The South's Defender
The Statue of Southern Liberty!
(Photo by Mike Jones)
   Louisiana has discarded the old order, and has wedded herself to the new. Louisiana has changed her political alumnae, and inscribed her name on the roll of an era which shall date from the 26th of January, 1861. Louisiana has joined the Southern exodus; she has passed dry-shod through the chasm; she has placed a gulf of storm and water, cloud and darkness, thunder and lightning, between herself and Egypt and servitude. Let Pharaoh and his hosts follow at their peril.
   Louisiana, the great exporting State of North America; Louisiana, the State of the great Commercial Metropolis of the South; Louisiana, which sits at the seaward portal of the Mississippi Valley and its majestic Rivers; Louisiana, which, of all the slave holding States, has the strongest material reasons for pursuing a conservative policy; Louisiana has publicly, formally, and by authentic and sovereign act, repudiated a Union which was without friendship, and a despotism which could not offer even the poor boon of a tranquil servitude, and, turning away from an unsatisfying past, has gone forth, bravely and hopefully, to reap the harvests of the coming years.
   This act of Louisiana closes the lid on the coffin of the old Federal Union. Abraham Lincoln will be fortunate if he can make himself its legal administrator; he can never be representative as a living reality. The day of the temporizers and compromisers is over. The men of the past must give way to the men of the future. The statesmanship that was devoted to be perpetuation of decay must yield to the statesmanship which aims to bring out of corruption incorruption, and to cause a new and more vigorous life to blossom from the very body of death. It is a high and sacred office, and should be discharged with sacramental fervor and religious devotion. It looks to nothing less than a national palangenesis.
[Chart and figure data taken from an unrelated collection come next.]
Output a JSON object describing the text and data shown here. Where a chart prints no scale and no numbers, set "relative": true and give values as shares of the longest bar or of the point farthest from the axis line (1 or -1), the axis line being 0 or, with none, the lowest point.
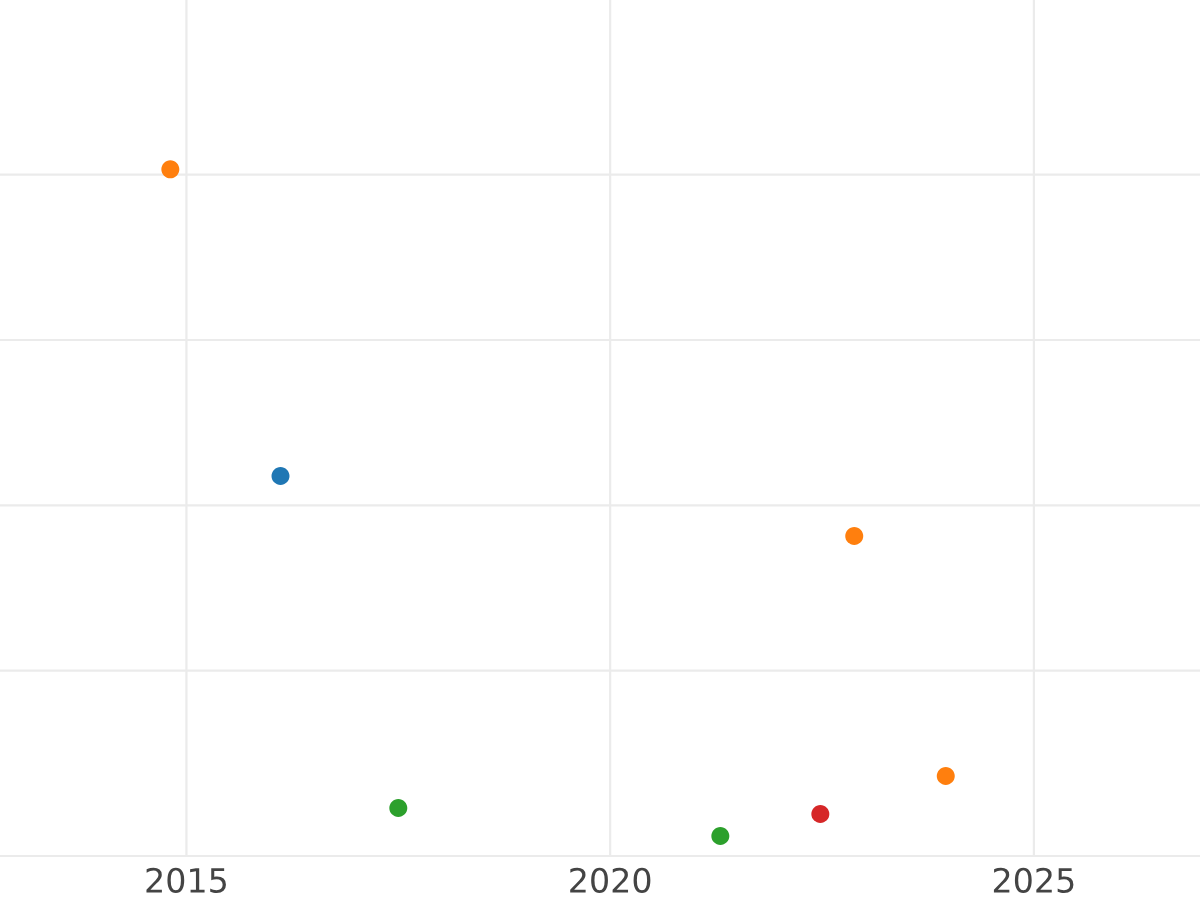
{
  "chart_data": {
    "type": "scatter",
    "relative": true,
    "x": [
      2014.81,
      2016.11,
      2017.5,
      2021.3,
      2022.48,
      2022.88,
      2023.96
    ],
    "values": [
      1,
      0.54,
      0.042,
      0,
      0.033,
      0.45,
      0.09
    ],
    "colors": [
      "#ff7f0e",
      "#1f77b4",
      "#2ca02c",
      "#2ca02c",
      "#d62728",
      "#ff7f0e",
      "#ff7f0e"
    ],
    "xlim": [
      2012.8,
      2026.96
    ],
    "xticks": [
      2015,
      2020,
      2025
    ],
    "grid": true
  }
}
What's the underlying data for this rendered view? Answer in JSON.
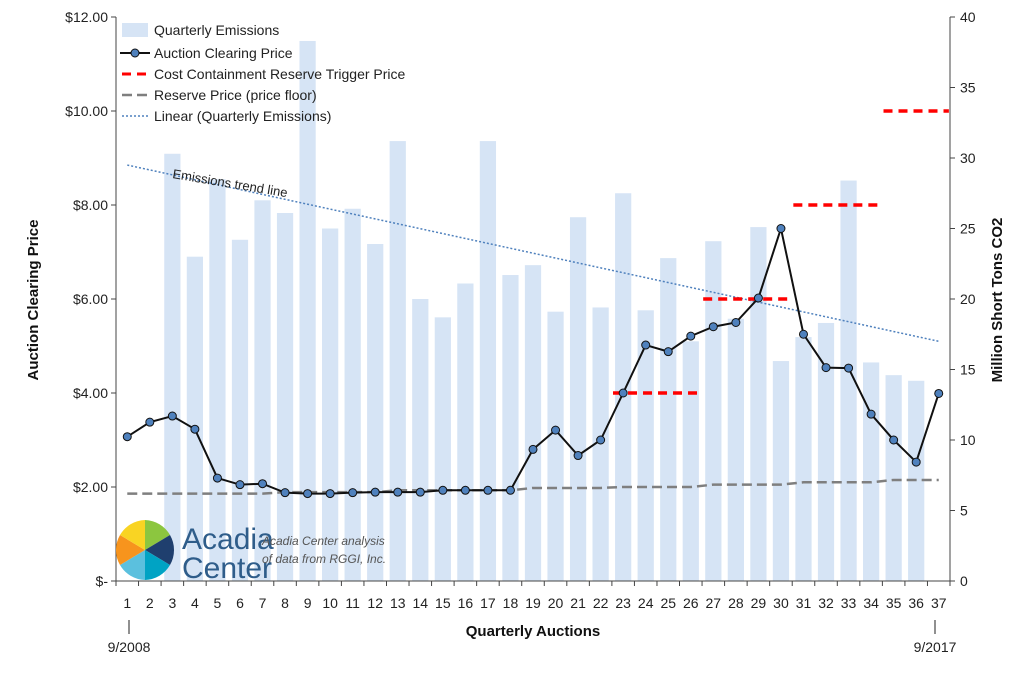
{
  "chart_data": {
    "type": "bar",
    "xlabel": "Quarterly Auctions",
    "ylabel": "Auction Clearing Price",
    "y2label": "Million Short Tons CO2",
    "ylim": [
      0,
      12
    ],
    "y2lim": [
      0,
      40
    ],
    "x": [
      "1",
      "2",
      "3",
      "4",
      "5",
      "6",
      "7",
      "8",
      "9",
      "10",
      "11",
      "12",
      "13",
      "14",
      "15",
      "16",
      "17",
      "18",
      "19",
      "20",
      "21",
      "22",
      "23",
      "24",
      "25",
      "26",
      "27",
      "28",
      "29",
      "30",
      "31",
      "32",
      "33",
      "34",
      "35",
      "36",
      "37"
    ],
    "y_ticks": [
      "$-",
      "$2.00",
      "$4.00",
      "$6.00",
      "$8.00",
      "$10.00",
      "$12.00"
    ],
    "y_tick_values": [
      0,
      2,
      4,
      6,
      8,
      10,
      12
    ],
    "y2_ticks": [
      "0",
      "5",
      "10",
      "15",
      "20",
      "25",
      "30",
      "35",
      "40"
    ],
    "y2_tick_values": [
      0,
      5,
      10,
      15,
      20,
      25,
      30,
      35,
      40
    ],
    "date_start": "9/2008",
    "date_end": "9/2017",
    "legend_position": "top-left",
    "series": [
      {
        "name": "Quarterly Emissions",
        "kind": "bar",
        "axis": "right",
        "color": "#d6e4f5",
        "values": [
          null,
          null,
          30.3,
          23.0,
          28.5,
          24.2,
          27.0,
          26.1,
          38.3,
          25.0,
          26.4,
          23.9,
          31.2,
          20.0,
          18.7,
          21.1,
          31.2,
          21.7,
          22.4,
          19.1,
          25.8,
          19.4,
          27.5,
          19.2,
          22.9,
          17.0,
          24.1,
          18.6,
          25.1,
          15.6,
          17.3,
          18.3,
          28.4,
          15.5,
          14.6,
          14.2,
          null
        ]
      },
      {
        "name": "Auction Clearing Price",
        "kind": "line",
        "axis": "left",
        "color": "#111111",
        "marker_color": "#4f81bd",
        "values": [
          3.07,
          3.38,
          3.51,
          3.23,
          2.19,
          2.05,
          2.07,
          1.88,
          1.86,
          1.86,
          1.88,
          1.89,
          1.89,
          1.89,
          1.93,
          1.93,
          1.93,
          1.93,
          2.8,
          3.21,
          2.67,
          3.0,
          4.0,
          5.02,
          4.88,
          5.21,
          5.41,
          5.5,
          6.02,
          7.5,
          5.25,
          4.54,
          4.53,
          3.55,
          3.0,
          2.53,
          3.99
        ]
      },
      {
        "name": "Cost Containment Reserve Trigger Price",
        "kind": "step-dash",
        "axis": "left",
        "color": "#ff0000",
        "segments": [
          {
            "from": 23,
            "to": 26,
            "value": 4.0
          },
          {
            "from": 27,
            "to": 30,
            "value": 6.0
          },
          {
            "from": 31,
            "to": 34,
            "value": 8.0
          },
          {
            "from": 35,
            "to": 37,
            "value": 10.0
          }
        ]
      },
      {
        "name": "Reserve Price (price floor)",
        "kind": "dash-line",
        "axis": "left",
        "color": "#7f7f7f",
        "values": [
          1.86,
          1.86,
          1.86,
          1.86,
          1.86,
          1.86,
          1.86,
          1.89,
          1.89,
          1.89,
          1.89,
          1.89,
          1.93,
          1.93,
          1.93,
          1.93,
          1.93,
          1.93,
          1.98,
          1.98,
          1.98,
          1.98,
          2.0,
          2.0,
          2.0,
          2.0,
          2.05,
          2.05,
          2.05,
          2.05,
          2.1,
          2.1,
          2.1,
          2.1,
          2.15,
          2.15,
          2.15
        ]
      },
      {
        "name": "Linear (Quarterly Emissions)",
        "kind": "trend",
        "axis": "right",
        "color": "#4f81bd",
        "start": 29.5,
        "end": 17.0
      }
    ],
    "annotations": {
      "trend_label": "Emissions trend line"
    }
  },
  "logo": {
    "name_line1": "Acadia",
    "name_line2": "Center",
    "note_line1": "Acadia Center analysis",
    "note_line2": "of data from RGGI, Inc."
  }
}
   Thus for the patriot and philanthropist, the friend of liberty and the friend of peace, have cause to rejoice at the means which have been used to achieve Southern independence. They have been the progress of a revolution at once orderly and irresistible, at once bloodless and effectual. Never before in the history of civilization have an insulted and injured people thus vindicated their rights without warlike collision, without carnage, and without dangerous social convulsions. Let us hope that this spectacle will be presented to the end. Let it not be the fault of the South, at least, if the drama of the revolution shall yet be marked with sword and desolated fields and burning cities. But let it always be remembered that to be armed at all points is the surest guarantee against war; that, in assertion of our rights, to speak words as hard as cannon balls, and which mean cannon balls, as the surest way of saving our liberty as well as our ammunition. Semper paratus, semper tutus.